Bajo el horizonte del patio estaba la piecita de la tía y sobre ella las tejas rojas que al terminar una se superponía la otra. Pero muy a la derecha, el patio cuadrado también estaba comunicado con la galería que continuaba a mi cuarto. Más de una vez me levanté desesperado, atravesé la gelidez sin reparar en las estrellas consoladoras, buscando meterme en el lavadero abierto para alcanzar el picaporte de la cocina. Para evitar defensoras mordidas, Rayo ya estaba sacado afuera. Y cuando ya estaba a unos pasos, me lo encontraba ladrando y parado sobre sus patas traseras, exigiendo de nuevo la justa entrada a la casa, descargando todo su peso temido en los arañazos contra la puerta de hierro, como cuando era un cachorrito y dejaba los tres navajazos de sus juguetones raspones sobre la piel cenicienta del sofá. Como si se tratara de una olímpica jabalina, al abrir me encontraba a mamá de espaldas con un sifón en la mano a punto de ser lanzado contra la intelectual expresión de papá.
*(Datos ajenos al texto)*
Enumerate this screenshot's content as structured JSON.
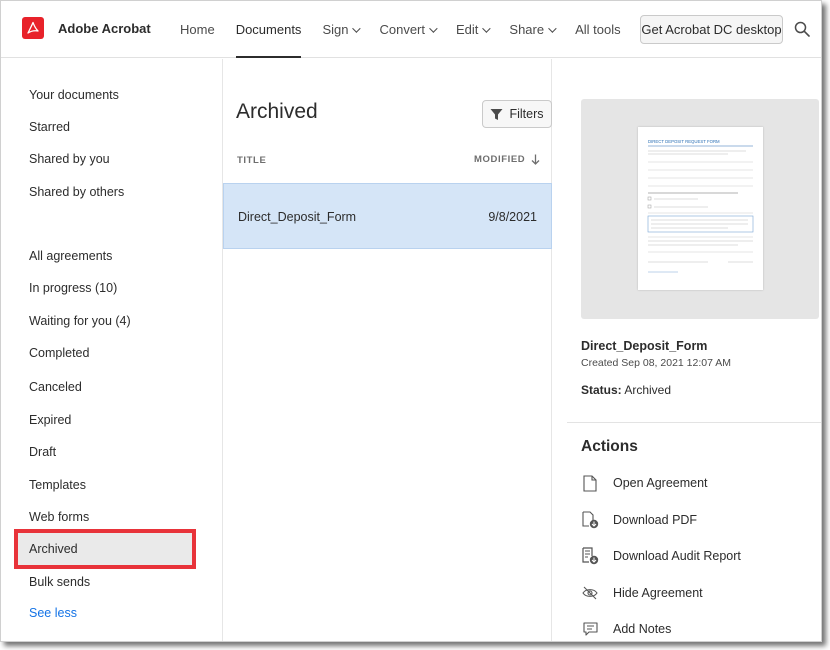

Sin pedirle permiso, traicioneramente yo estiraba los brazos y me abrazaba a la soda para impedir su explosión. Aunque la presencia de papá moderaba su educación, Rayo entraba a los saltos y sin reprimir los ladridos, que parecían decir cuidado que aquí estoy yo. Pero mamá no se percataba de mi presencia ni tampoco del peligroso ovejero. Continuaba con la tétrica escena de su desahogo nervioso. Sus gritos eran repulsivos, y más repulsivos aún por el abnegado bienestar que le concedían. Así fue que aquellos sobresaltos me habituaron tempranamente a mirar a mamá con una interesada compasión.
Era el infierno.
Entonces comencé a quedarme despierto, con el fin de escuchar el salvador chirrido de la puerta exterior, para saber si podía dormirme ya o debería esperar a que las justificaciones de Salvador calmasen a esa mamá descentrada.